The day started by meeting in the crew bar. There really isn't much to report about this part of the day, except that all of the gift shop employees took a million pictures of each other and Alexia, one half of a singing duo, has laryngitis.
We got on the bus and drove to our first stop, the House of the Virgin Mary. Or should I say, the Alleged House of the Virgin Mary. I didn't catch the full explanation since my earpiece was cutting in and out, but apparently in the 1700s, a German woman claimed she received an image in a dream that that site was where the Annunciation had happened. Again, I could only hear every other word, so I apologize for not giving you the full story. I am going to look this up on Wikipedia.

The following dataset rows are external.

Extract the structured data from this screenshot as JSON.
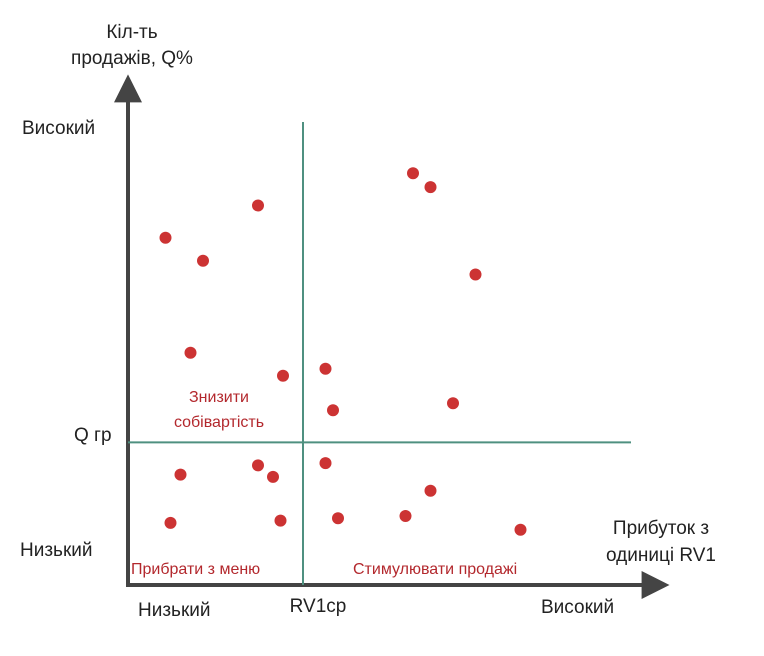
{
  "chart_data": {
    "type": "scatter",
    "title": "",
    "ylabel": [
      "Кіл-ть",
      "продажів, Q%"
    ],
    "xlabel": [
      "Прибуток з",
      "одиниці RV1"
    ],
    "y_high_label": "Високий",
    "y_low_label": "Низький",
    "x_low_label": "Низький",
    "x_high_label": "Високий",
    "y_threshold_label": "Q гр",
    "x_threshold_label": "RV1ср",
    "xlim": [
      0,
      100
    ],
    "ylim": [
      0,
      100
    ],
    "x_threshold": 35,
    "y_threshold": 31,
    "grid": false,
    "quadrant_labels": {
      "top_left": [
        "Знизити",
        "собівартість"
      ],
      "bottom_left": "Прибрати з меню",
      "bottom_right": "Стимулювати продажі"
    },
    "points": [
      {
        "x": 7.5,
        "y": 75.5
      },
      {
        "x": 15,
        "y": 70.5
      },
      {
        "x": 26,
        "y": 82.5
      },
      {
        "x": 12.5,
        "y": 50.5
      },
      {
        "x": 31,
        "y": 45.5
      },
      {
        "x": 39.5,
        "y": 47
      },
      {
        "x": 41,
        "y": 38
      },
      {
        "x": 57,
        "y": 89.5
      },
      {
        "x": 60.5,
        "y": 86.5
      },
      {
        "x": 69.5,
        "y": 67.5
      },
      {
        "x": 65,
        "y": 39.5
      },
      {
        "x": 10.5,
        "y": 24
      },
      {
        "x": 26,
        "y": 26
      },
      {
        "x": 29,
        "y": 23.5
      },
      {
        "x": 39.5,
        "y": 26.5
      },
      {
        "x": 8.5,
        "y": 13.5
      },
      {
        "x": 30.5,
        "y": 14
      },
      {
        "x": 42,
        "y": 14.5
      },
      {
        "x": 55.5,
        "y": 15
      },
      {
        "x": 60.5,
        "y": 20.5
      },
      {
        "x": 78.5,
        "y": 12
      }
    ],
    "colors": {
      "axis": "#444444",
      "divider": "#4f9080",
      "point": "#cc3333",
      "quadrant_text": "#b3282d"
    }
  }
}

Okay, so I just checked out the Internet, and the house is supposedly where the Assumption happened, not the Annunciation, so that is a big difference. St. John is believed to have brought Mary to Ephesus after the crucifixion because it was a safe city, and here she supposedly passed her final years. Also, the German woman who had the visions was a nun named Sister Anne Catherine Emmerich who had never even been to Ephesus. A priest in the late 1800s found the site and realized it matched her descriptions, and that was backed up by the cultural tradition of many local villagers viewing the site as a shrine of Mary. The Catholic Church has not named it as such but they have named it a Holy Place and Pope Benedict visited here during his visit to Turkey last November (Beth informs me that there was a rosary from his visit on display, but I did not see it. I did, however, see a nun carrying a guitar walk around the site, and got excited that she was going to burst into a rousing rendition of "Dominique.")
So all in all, it was a very enjoyable visit, although some people (aka Beth) were unimpressed by the site’s lack of historical veracity. I will continue the rest of the tour description in a later entry, for tomorrow, Brendan “Four Car Accidents Before His Eighteenth Birthday” is driving a scooter on Mykonos. Seems like a good idea.
Saturday, September 15, 2007
Thursday, September 6, 2007
Penny
Beth and I got some sad news last week. Our dog Penny was hit by a car and killed in Wisconsin. It was tough news to get and made us feel far away from everyone that we loved. It was absolutely an accident and no one’s fault, and we felt awful that Beth’s parents had to be the ones to deal with everything and that we couldn’t be there with them.
Penny was the best dog. She forced us to go out and appreciate Colorado in a way that we wouldn’t have without her, and we had so many fun adventures in the too-short time we had with her. I don’t think there’s a way to talk about losing your dog that isn’t a cliché, but we really were so lucky to have her for the time that we did and we will miss her a whole lot.